Во всяком готическом изображении Рождества присутствует дырка в кровле. Чтобы звезда могла видеть Младенца, Младенец — звезду, а зритель — всё трогательное убожество Их приюта. И в нищете — открытость взгляду Творца, заботе Отца. Как будто все наши дыры — в стенах, в душе, в бюджете — и есть то окно, через которое только и можем Его увидеть; через которое Он с милосердием смотрит на нас.
Как вышло, что самой сладкой картинкой семейного очага, самым сердцем домашнего уюта в сознание человечества навсегда впечатался этот Вертеп?
Двое, по сути дела, бездомных. Мужчина и женщина, не выбиравшие друг друга, не имевшие ни капли романтической любви. Соединённые только общим обетованием, ярче которого не было ничего на свете. Но всё же, даже мало знающие друг друга пока. Почти чужие.
Им разрешили переночевать со скотиной в хлеву. И там Она, бедная, в этой антисанитарии ещё и рожала. Как можно было роженицу не перенести в комнату, не уложить в постель — понять я не могла и не могу. Всем вечно плевать, что тогда, что теперь. Что чувствовал Иосиф? Чем спеленали Младенца? Как отмывали кровь? Вся эта горечь осталась за страницами Евангелия. Но ведь она была.
Пожалуй, проводил Его мир даже чуть лучше, чем встретил. Хотя бы были Иосиф и Никодим со своими финансовыми возможностями и связями: поговорили с Пилатом, забрали тело, омыли, обвили благоуханными пеленами и в новой пещере с почётом погребли…
Его пелёнки были беднее Его плащаницы.
Бездомность, хоть и весьма относительная (не настоящая, уличная, бездомность, а пресловутые «ступени чужого крыльца») — звезда, вечно стоящая над моей жизнью. Когда я родилась, мои родители были бездомны, что-то такое снимали. Сейчас же, когда многие оказались слишком далеко от дома и накануне Рождества лишены такого привычного праздничного уюта, уже очень здорово, что есть свет и тепло.
Но вот, размышления Адвента выворачивают эту мысль наизнанку.
Мы видим овин. Им очень там холодно, а нам — смотрящим — тепло. Им страшно, быть может (через несколько дней Ирод перебьёт всех младенцев) — нам радостно. Как такое возможно?
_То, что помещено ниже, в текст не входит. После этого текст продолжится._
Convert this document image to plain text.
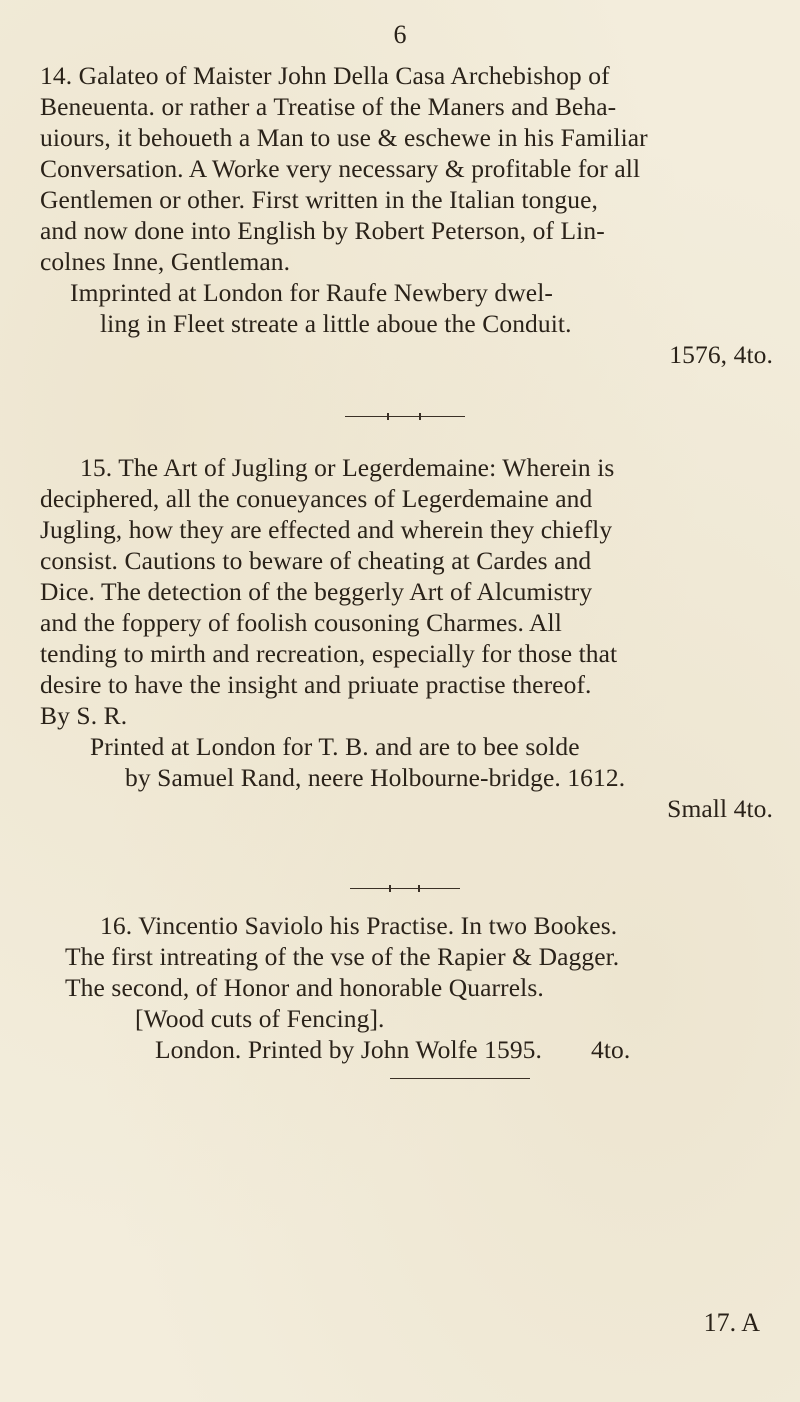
6

14. Galateo of Maister John Della Casa Archebishop of

Beneuenta. or rather a Treatise of the Maners and Beha-

uiours, it behoueth a Man to use & eschewe in his Familiar

Conversation. A Worke very necessary & profitable for all

Gentlemen or other. First written in the Italian tongue,

and now done into English by Robert Peterson, of Lin-

colnes Inne, Gentleman.

Imprinted at London for Raufe Newbery dwel-

ling in Fleet streate a little aboue the Conduit.

1576, 4to.

15. The Art of Jugling or Legerdemaine: Wherein is

deciphered, all the conueyances of Legerdemaine and

Jugling, how they are effected and wherein they chiefly

consist. Cautions to beware of cheating at Cardes and

Dice. The detection of the beggerly Art of Alcumistry

and the foppery of foolish cousoning Charmes. All

tending to mirth and recreation, especially for those that

desire to have the insight and priuate practise thereof.

By S. R.

Printed at London for T. B. and are to bee solde

by Samuel Rand, neere Holbourne-bridge. 1612.

Small 4to.

16. Vincentio Saviolo his Practise. In two Bookes.

The first intreating of the vse of the Rapier & Dagger.

The second, of Honor and honorable Quarrels.

[Wood cuts of Fencing].

London. Printed by John Wolfe 1595. 4to.

17. A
Так может быть и должно, потому что там — в нищем вертепе — Господь. Его любовь согревает дни Рождества. Наш дом всегда там, где Он пребывает с нами. Где Он, через дыры в кровле, смотрит на нас. И взгляд этот всюду отныне с тобой, где Он — там и дом. Никто не отнимет, никто не прогонит. И нет больше никакой бездомности, и печали никакой нет.